Los rayos de sol, ajenos a la soledad de la Sala, volvieron a brillar entre sus paredes, a iluminar cada recoveco, esquina o bajorrelieve, a informar del inicio de un nuevo día. Nadie los recibió.
Poco a poco las paredes fueron cada vez más iluminadas, mostrando en sus colores rojizos una calidez de la que carecía esa Sala, una calidez que fue contrastada con unos finos copos de nieve que empezaron a tomar el Trono, oxidándolo a una velocidad que desafiaba las leyes de la naturaleza, de los dioses y de los hombres.
Lord Varys se adentró en esa Sala por última vez en su existencia, queriendo recuperar el cuerpo del enano y del mayor de los Baratheon, sin embargo una mano carbonizada pero helada detuvo su acción.
No miró, ni siquiera de soslayo, a los ojos que hablaban por esa mano, creía saber de quién se trataba y no tenía ningún interés en confirmarlo, retiró su mano y se alejó con el enano a cuestas.
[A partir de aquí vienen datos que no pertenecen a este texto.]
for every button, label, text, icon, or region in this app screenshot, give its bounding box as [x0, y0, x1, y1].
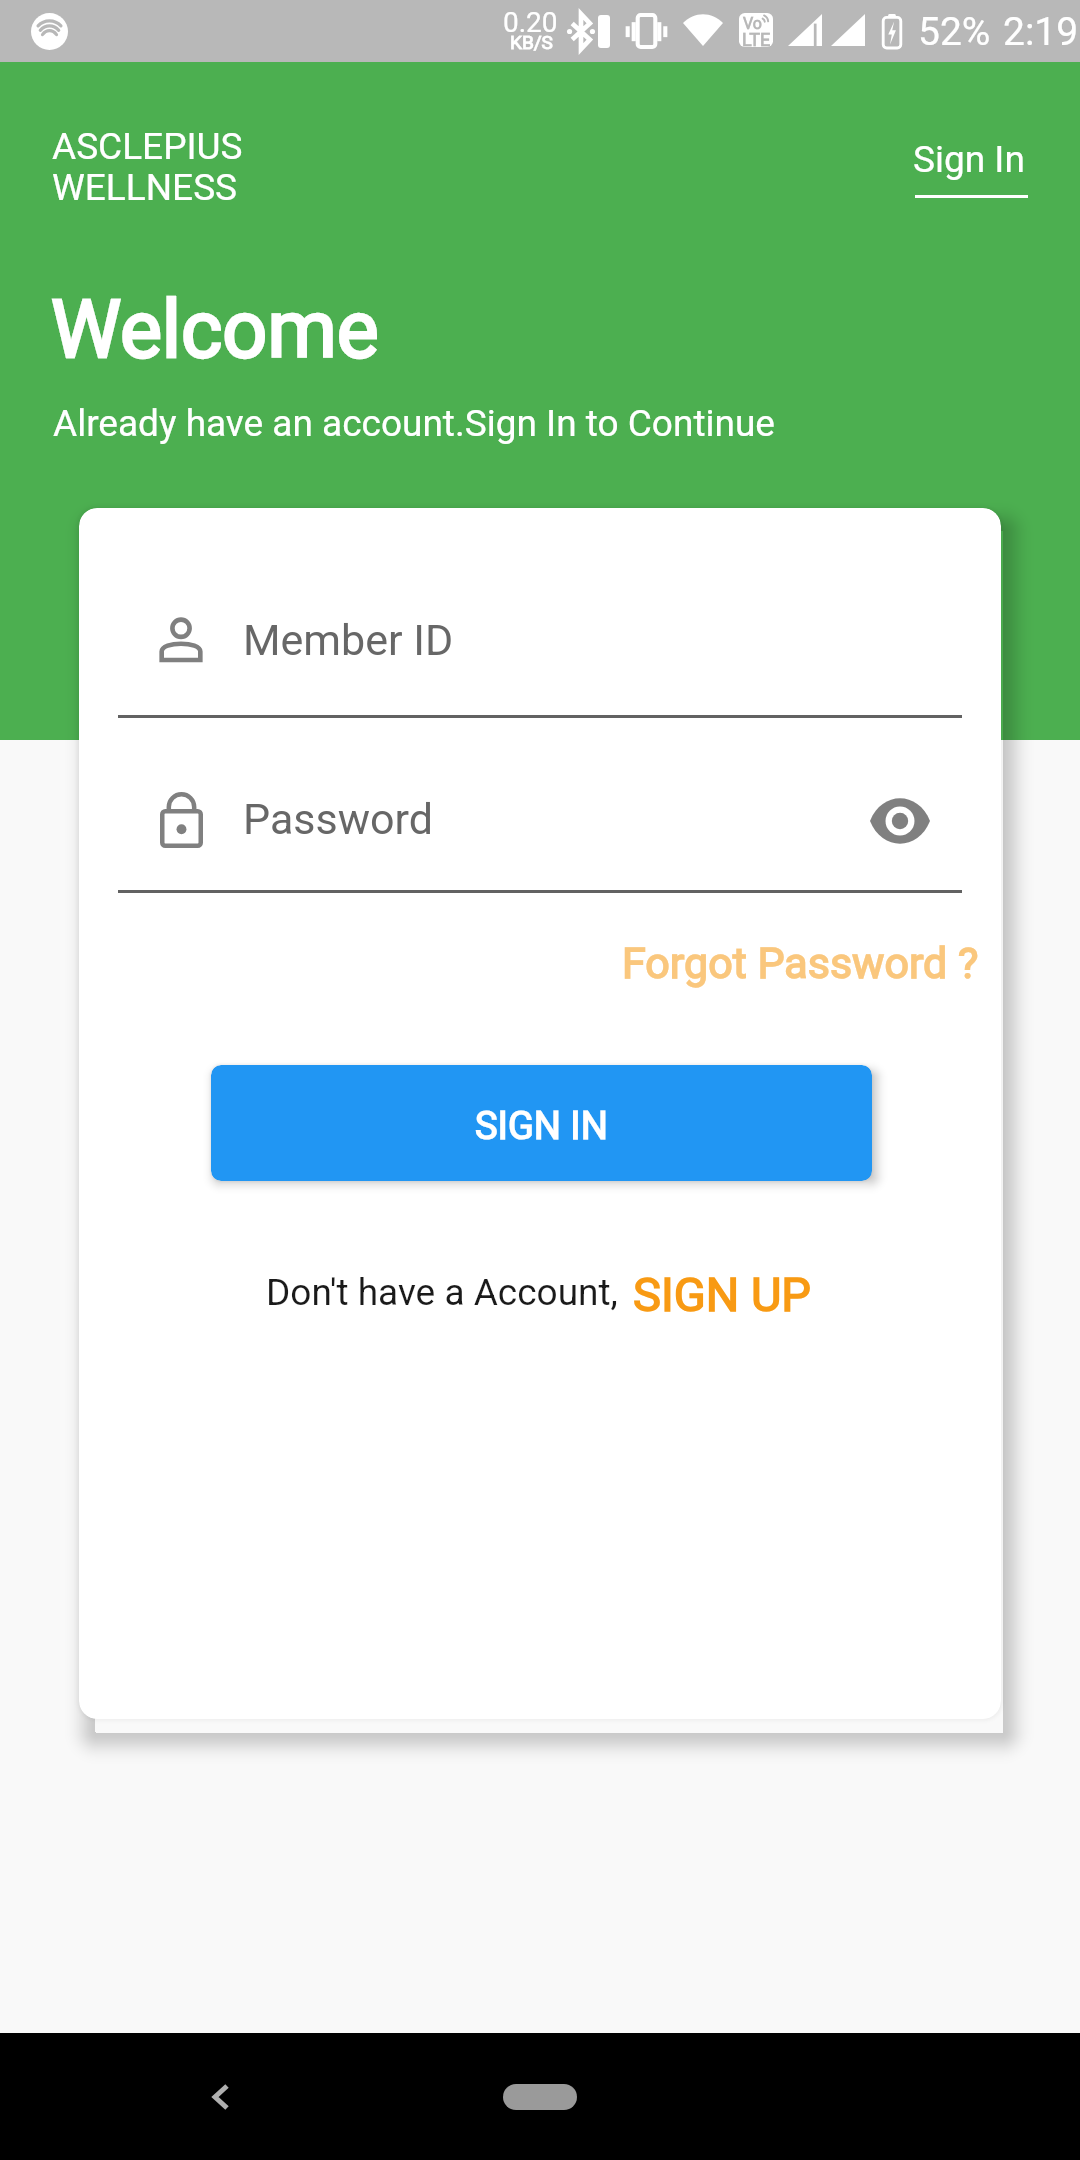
staticText: Password: [243, 794, 433, 844]
button[interactable]: Show password: [853, 774, 947, 868]
staticText: 0.20: [503, 6, 558, 39]
staticText: Sign In: [913, 138, 1025, 181]
staticText: KB/S: [510, 31, 553, 53]
staticText: SIGN IN: [475, 1104, 608, 1149]
staticText: Already have an account.Sign In to Conti…: [53, 402, 775, 445]
staticText: Don't have a Account,: [266, 1271, 618, 1314]
button[interactable]: Member ID: [118, 596, 962, 718]
staticText: WELLNESS: [52, 166, 238, 209]
staticText: Vo: [743, 14, 762, 33]
button[interactable]: SIGN IN: [211, 1065, 872, 1181]
staticText: Forgot Password ?: [622, 938, 979, 988]
staticText: Welcome: [51, 284, 379, 377]
staticText: LTE: [742, 29, 771, 50]
button[interactable]: Home: [503, 2084, 577, 2110]
staticText: ASCLEPIUS: [52, 125, 243, 168]
staticText: 2:19: [1003, 9, 1079, 55]
button[interactable]: Password: [118, 771, 962, 893]
button[interactable]: SIGN UP: [627, 1257, 827, 1327]
staticText: 52%: [918, 9, 991, 55]
staticText: SIGN UP: [633, 1267, 812, 1322]
button[interactable]: Back: [185, 2061, 257, 2133]
staticText: Member ID: [243, 615, 454, 665]
button[interactable]: Sign In: [905, 128, 1035, 208]
button[interactable]: Forgot Password ?: [602, 920, 962, 996]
No pensaba volver a pisar esas tierras.
Robert abrió los ojos, confundido por el dolor que se había instalado en su corazón, una espina que parecía dispuesta a no desaparecer jamás. Paseó sus ojos por la habitación con calma, como si no tuviese otro cometido que hacer en toda su existencia, creía haber muerto la noche anterior, recordaba la sonrisa burlona y satisfecha de Olenna en su último aliento, echados ambos al suelo combatiendo por cuál de los dos descansaría primero. Finalmente sus ojos se toparon con unas huellas heladas de unos pies excesivamente alargados, siguió ese rastro hasta que lo perdió detrás de sí: “no ha acabado” juzgó, y tan pronto lo hizo unos ojos azules iluminados como estrellas, dentro de unas cuencas fibrosas y pálidas, se clavaron en los suyos y supo, por la pasividad de su sangre ante esa visión, que, ahora él era uno más de ellos.
En esas tierras tenían un nombre para ellos, “los otros”.
Robert se levantó estudiando sus manos y brazos, el extraño calor que el frío de su cuerpo le proporcionaba, sonrió a su hermano y saludo a su viejo amigo.
Fuera lo que fuesen ahora, debían seguir su camino, abrir mundo al hielo y derribar a todos los reyes, castillos y hombres. El mundo era suyo.